Fico rogando aos Deuses para que assim seja.

Abraços do seu velho e muito dedicado amigo, Afonso Duarte.

9 – Coimbra, de 23/2/1947

Querido Amigo:        

Esperava que voltasse por cá.

Queria vê-lo cá, já que eu não posso ir ver Lisboa. Ainda há bem poucos dias estivemos com o seu Herculano, eu e o Carlos de Oliveira. Hoje, aqui, na mesma Central, com o seu Oliveira Martins. Graças por esta leitura – viva, de homem para homem.

Eu continuo com especialidades farmacêuticas que me receitou, e bem, o nosso Torga, – o grande nosso Amigo.

Em breve, apesar de tudo, deverei estar na Ilha de Ereira – que, a estas horas, deve estar com as suas casas sem gente e os currais sem gado, no geral.

Cumprimentos ao Câmara Reys e ao Lopes Graça.

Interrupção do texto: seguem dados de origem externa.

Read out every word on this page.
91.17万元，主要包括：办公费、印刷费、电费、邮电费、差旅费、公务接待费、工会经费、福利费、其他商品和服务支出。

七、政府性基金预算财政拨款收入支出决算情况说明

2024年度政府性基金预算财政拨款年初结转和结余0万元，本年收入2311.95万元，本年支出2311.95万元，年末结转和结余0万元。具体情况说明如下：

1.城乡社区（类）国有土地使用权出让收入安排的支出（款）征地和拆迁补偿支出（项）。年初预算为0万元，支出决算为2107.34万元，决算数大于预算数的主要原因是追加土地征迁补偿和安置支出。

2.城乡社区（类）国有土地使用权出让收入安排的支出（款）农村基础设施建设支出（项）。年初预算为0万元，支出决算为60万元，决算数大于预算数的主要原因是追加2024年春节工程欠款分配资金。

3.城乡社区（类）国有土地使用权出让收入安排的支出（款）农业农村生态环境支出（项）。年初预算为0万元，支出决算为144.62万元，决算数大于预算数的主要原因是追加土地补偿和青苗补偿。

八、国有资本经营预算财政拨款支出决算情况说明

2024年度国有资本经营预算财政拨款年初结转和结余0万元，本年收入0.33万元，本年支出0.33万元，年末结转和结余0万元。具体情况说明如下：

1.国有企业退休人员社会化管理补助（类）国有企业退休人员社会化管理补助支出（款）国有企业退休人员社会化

Do seu velho Afonso Duarte.

PS: Quando estará pronto o livro? Oxalá que venha e eu ainda em Coimbra. Tenho o meu trabalho sobre o Cancioneiro popular pronto há 4 anos e ainda não sei a quem o entregar. Talvez a Barcelos

1Espólio de Manuel Mendes, depositado no Museu Nacional de Arte Contemporânea e digitalizado na página “Casa Comum” da Fundação Mário Soares.

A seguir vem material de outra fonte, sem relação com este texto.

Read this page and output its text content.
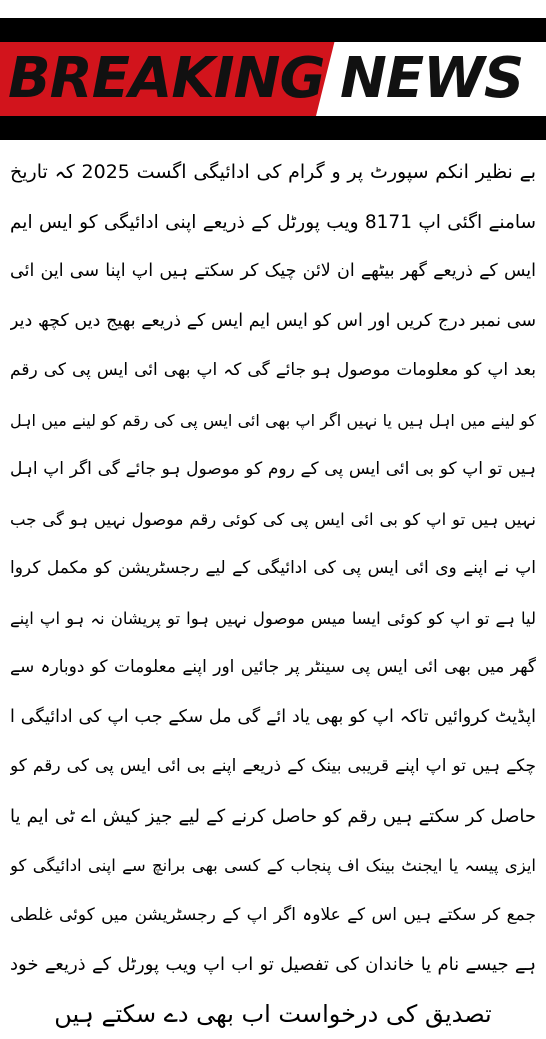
BREAKING NEWS
بے نظیر انکم سپورٹ پر و گرام کی ادائیگی اگست 2025 کہ تاریخ
سامنے اگئی اپ 8171 ویب پورٹل کے ذریعے اپنی ادائیگی کو ایس ایم
ایس کے ذریعے گھر بیٹھے ان لائن چیک کر سکتے ہیں اپ اپنا سی این ائی
سی نمبر درج کریں اور اس کو ایس ایم ایس کے ذریعے بھیج دیں کچھ دیر
بعد اپ کو معلومات موصول ہو جائے گی کہ اپ بھی ائی ایس پی کی رقم
کو لینے میں اہل ہیں یا نہیں اگر اپ بھی ائی ایس پی کی رقم کو لینے میں اہل
ہیں تو اپ کو بی ائی ایس پی کے روم کو موصول ہو جائے گی اگر اپ اہل
نہیں ہیں تو اپ کو بی ائی ایس پی کی کوئی رقم موصول نہیں ہو گی جب
اپ نے اپنے وی ائی ایس پی کی ادائیگی کے لیے رجسٹریشن کو مکمل کروا
لیا ہے تو اپ کو کوئی ایسا میس موصول نہیں ہوا تو پریشان نہ ہو اپ اپنے
گھر میں بھی ائی ایس پی سینٹر پر جائیں اور اپنے معلومات کو دوبارہ سے
اپڈیٹ کروائیں تاکہ اپ کو بھی یاد ائے گی مل سکے جب اپ کی ادائیگی ا
چکے ہیں تو اپ اپنے قریبی بینک کے ذریعے اپنے بی ائی ایس پی کی رقم کو
حاصل کر سکتے ہیں رقم کو حاصل کرنے کے لیے جیز کیش اے ٹی ایم یا
ایزی پیسہ یا ایجنٹ بینک اف پنجاب کے کسی بھی برانچ سے اپنی ادائیگی کو
جمع کر سکتے ہیں اس کے علاوہ اگر اپ کے رجسٹریشن میں کوئی غلطی
ہے جیسے نام یا خاندان کی تفصیل تو اب اپ ویب پورٹل کے ذریعے خود
تصدیق کی درخواست اب بھی دے سکتے ہیں
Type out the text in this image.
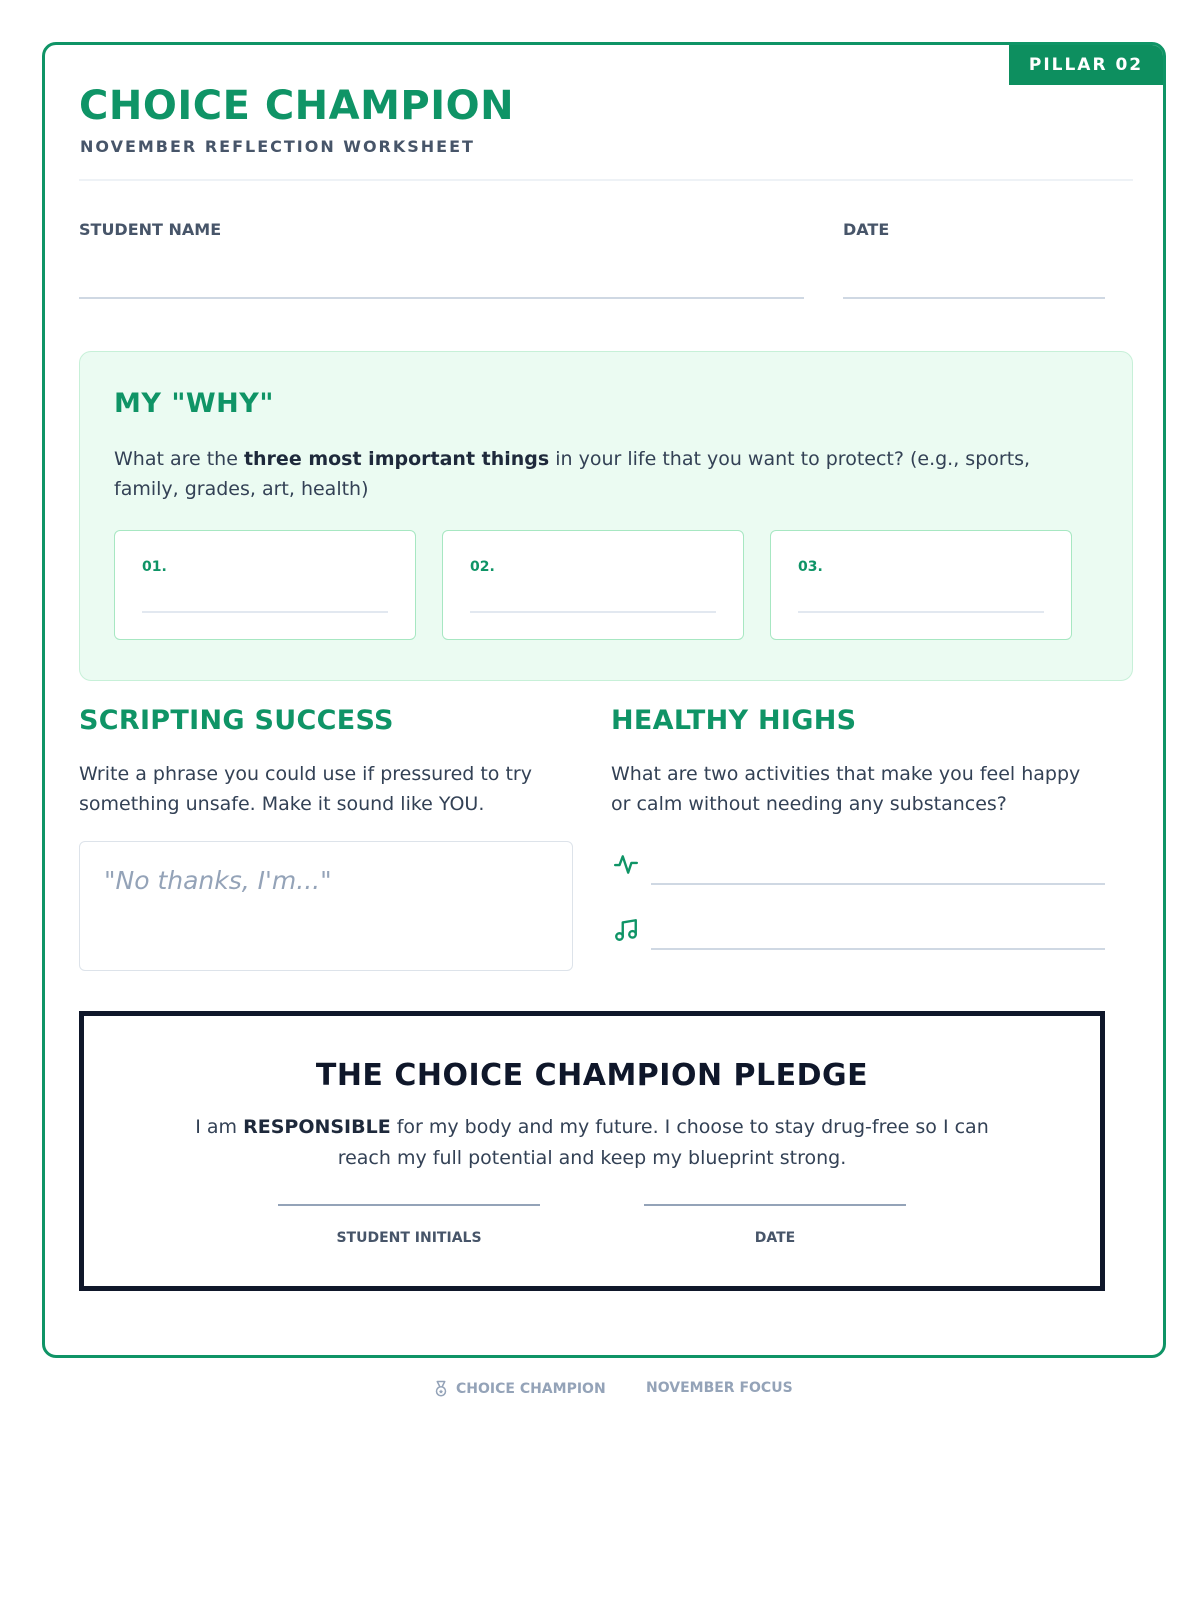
PILLAR 02
CHOICE CHAMPION
NOVEMBER REFLECTION WORKSHEET
STUDENT NAME	DATE
MY "WHY"

What are the three most important things in your life that you want to protect? (e.g., sports, family, grades, art, health)

01.	02.	03.
SCRIPTING SUCCESS

Write a phrase you could use if pressured to try something unsafe. Make it sound like YOU.

"No thanks, I'm..."
HEALTHY HIGHS

What are two activities that make you feel happy or calm without needing any substances?

THE CHOICE CHAMPION PLEDGE

I am RESPONSIBLE for my body and my future. I choose to stay drug-free so I can reach my full potential and keep my blueprint strong.

STUDENT INITIALS	DATE
CHOICE CHAMPION	NOVEMBER FOCUS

2Hermann von Keyserling (1880-1946), escritor e filósofo alemão, fundador, em 1919, da “Escola de Sabedoria” ou “Sociedade de Filosofia Livre”, visitou Portugal em Abril de 1930, proferindo conferências em Lisboa e no Porto, mantendo contactos com Joaquim de Carvalho, Afonso Lopes Vieira, Agostinho de Campos, Fernando Pessoa, Vitorino Nemésio, Leonardo Coimbra e Sant’Anna Dionísio, entre outros.

3Adolphe Ferrière (1879-1960), o principal teorizador do movimento da Educação Nova, esteve em Portugal em 1930, visitando a Escola Normal Primária de Coimbra.

4Afonso Duarte, “Algumas notas pedagógicas”, Presença, n.º 36, Coimbra, novembro 1932, pp. 1-3.

5Manuel de Borba (Pseudónimo de Vitorino Nemésio), “Dados sobre Afonso Duarte”, Revista de Portugal, n.º 8, Coimbra, julho de 1939, pp. 543-549.